26 years old, Kumasi, Ghana

When her father died in 2001, her mother was left on the street with three children. He is the oldest and cannot read or write, he has a hard time finding a job.

Two years ago, she met a man who promised to work as a carrier. However, he cheated on him and took him to Libya, where he disappeared and sold to the mafias. He was kidnapped by, according to Adams, the Libyan police. He spent nine months in an underground prison, they beat him every day asking for money. Since he was so poor that he did not have a phone, nor his mother, they could not extort him and in the end they released him.

He arrived in Tripoli, where he was again arrested by the Libyan military and was performing forced labor in the construction sector. They never paid him and punished and threatened him with more violence if he asked for remuneration. While they worked, Adams calculates that next to him there would be a hundred people, pointing guns at them so they would not run away. He slept and ate in prison, where he only came out to go to work. They were given a piece of bread or a serving of food a day with a glass of water, and sometimes they were punished without eating.

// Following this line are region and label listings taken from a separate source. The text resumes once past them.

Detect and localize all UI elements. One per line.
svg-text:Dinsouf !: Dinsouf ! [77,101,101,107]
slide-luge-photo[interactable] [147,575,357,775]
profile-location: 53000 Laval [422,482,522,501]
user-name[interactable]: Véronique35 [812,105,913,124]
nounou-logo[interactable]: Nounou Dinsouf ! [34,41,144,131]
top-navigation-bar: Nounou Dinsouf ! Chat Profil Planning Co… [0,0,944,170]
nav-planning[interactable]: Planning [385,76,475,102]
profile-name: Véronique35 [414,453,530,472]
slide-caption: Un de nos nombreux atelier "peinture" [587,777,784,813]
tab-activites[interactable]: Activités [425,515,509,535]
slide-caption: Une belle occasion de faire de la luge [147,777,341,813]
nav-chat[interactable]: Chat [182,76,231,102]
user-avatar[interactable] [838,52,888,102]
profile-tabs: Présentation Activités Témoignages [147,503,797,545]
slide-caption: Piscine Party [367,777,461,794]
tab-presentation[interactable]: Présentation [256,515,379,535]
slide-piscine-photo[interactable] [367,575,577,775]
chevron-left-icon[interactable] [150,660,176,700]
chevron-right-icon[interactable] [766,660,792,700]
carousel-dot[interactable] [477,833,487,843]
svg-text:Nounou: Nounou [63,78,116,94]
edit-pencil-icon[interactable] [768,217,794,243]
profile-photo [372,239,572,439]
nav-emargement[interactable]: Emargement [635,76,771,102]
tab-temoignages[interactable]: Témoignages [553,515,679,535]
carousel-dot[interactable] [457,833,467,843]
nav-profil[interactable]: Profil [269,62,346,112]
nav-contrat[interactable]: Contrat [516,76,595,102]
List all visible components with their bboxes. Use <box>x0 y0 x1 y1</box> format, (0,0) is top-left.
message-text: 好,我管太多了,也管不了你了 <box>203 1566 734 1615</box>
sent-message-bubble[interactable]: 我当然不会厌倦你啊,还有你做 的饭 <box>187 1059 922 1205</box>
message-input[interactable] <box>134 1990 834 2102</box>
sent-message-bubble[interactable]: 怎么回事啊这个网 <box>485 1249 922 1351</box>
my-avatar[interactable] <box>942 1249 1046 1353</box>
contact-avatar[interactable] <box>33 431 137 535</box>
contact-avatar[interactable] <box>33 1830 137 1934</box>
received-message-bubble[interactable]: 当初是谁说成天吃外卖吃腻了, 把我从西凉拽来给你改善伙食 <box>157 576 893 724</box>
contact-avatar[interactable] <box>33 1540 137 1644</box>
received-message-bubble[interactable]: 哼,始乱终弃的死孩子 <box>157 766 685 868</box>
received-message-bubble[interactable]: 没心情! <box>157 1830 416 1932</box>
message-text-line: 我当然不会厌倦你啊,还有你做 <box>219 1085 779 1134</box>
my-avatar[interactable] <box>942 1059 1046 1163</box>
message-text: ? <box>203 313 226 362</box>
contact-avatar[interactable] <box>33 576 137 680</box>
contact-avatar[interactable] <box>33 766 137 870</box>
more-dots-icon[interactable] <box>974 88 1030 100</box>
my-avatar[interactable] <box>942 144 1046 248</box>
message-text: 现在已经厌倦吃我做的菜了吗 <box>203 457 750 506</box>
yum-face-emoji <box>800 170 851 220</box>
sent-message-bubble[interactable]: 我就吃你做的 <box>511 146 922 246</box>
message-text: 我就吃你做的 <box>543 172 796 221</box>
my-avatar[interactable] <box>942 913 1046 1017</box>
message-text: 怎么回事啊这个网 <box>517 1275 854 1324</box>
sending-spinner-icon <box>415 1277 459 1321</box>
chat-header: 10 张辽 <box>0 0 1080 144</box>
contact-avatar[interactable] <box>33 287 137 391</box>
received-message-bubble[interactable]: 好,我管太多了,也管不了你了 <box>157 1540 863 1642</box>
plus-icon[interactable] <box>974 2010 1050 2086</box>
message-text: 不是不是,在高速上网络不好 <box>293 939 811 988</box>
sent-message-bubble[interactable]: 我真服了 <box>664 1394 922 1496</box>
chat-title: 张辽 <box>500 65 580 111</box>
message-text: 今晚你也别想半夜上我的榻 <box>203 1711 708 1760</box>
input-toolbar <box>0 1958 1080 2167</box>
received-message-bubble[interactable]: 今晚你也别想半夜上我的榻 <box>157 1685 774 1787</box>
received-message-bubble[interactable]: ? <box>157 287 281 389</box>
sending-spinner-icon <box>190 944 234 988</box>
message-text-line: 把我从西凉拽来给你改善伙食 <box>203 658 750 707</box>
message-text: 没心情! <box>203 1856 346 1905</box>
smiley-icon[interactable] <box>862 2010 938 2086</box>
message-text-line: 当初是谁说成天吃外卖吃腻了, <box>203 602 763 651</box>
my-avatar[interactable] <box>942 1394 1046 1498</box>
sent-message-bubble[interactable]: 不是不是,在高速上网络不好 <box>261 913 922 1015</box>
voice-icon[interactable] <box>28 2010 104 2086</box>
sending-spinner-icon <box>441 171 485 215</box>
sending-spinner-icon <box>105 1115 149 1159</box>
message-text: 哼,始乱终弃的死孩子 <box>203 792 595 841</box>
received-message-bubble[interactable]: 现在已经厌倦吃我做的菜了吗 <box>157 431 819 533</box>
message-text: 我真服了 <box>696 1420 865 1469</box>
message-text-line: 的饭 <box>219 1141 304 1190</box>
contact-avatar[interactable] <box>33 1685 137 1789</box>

When he was released he started working for a man who did pay him. He convinced her to throw herself into the sea, because what she had earned was not enough to return to Ghana. He paid about 320 euros to the traffickers. “In Libya I thought he was dead. I have never seen anything like it before. I asked God to help me. Write it down, so that people never come to Libya.” “They hit me with iron sticks all over my body. They hung me from the feet to hit me. I have suffered a lot, I have lost my strength.”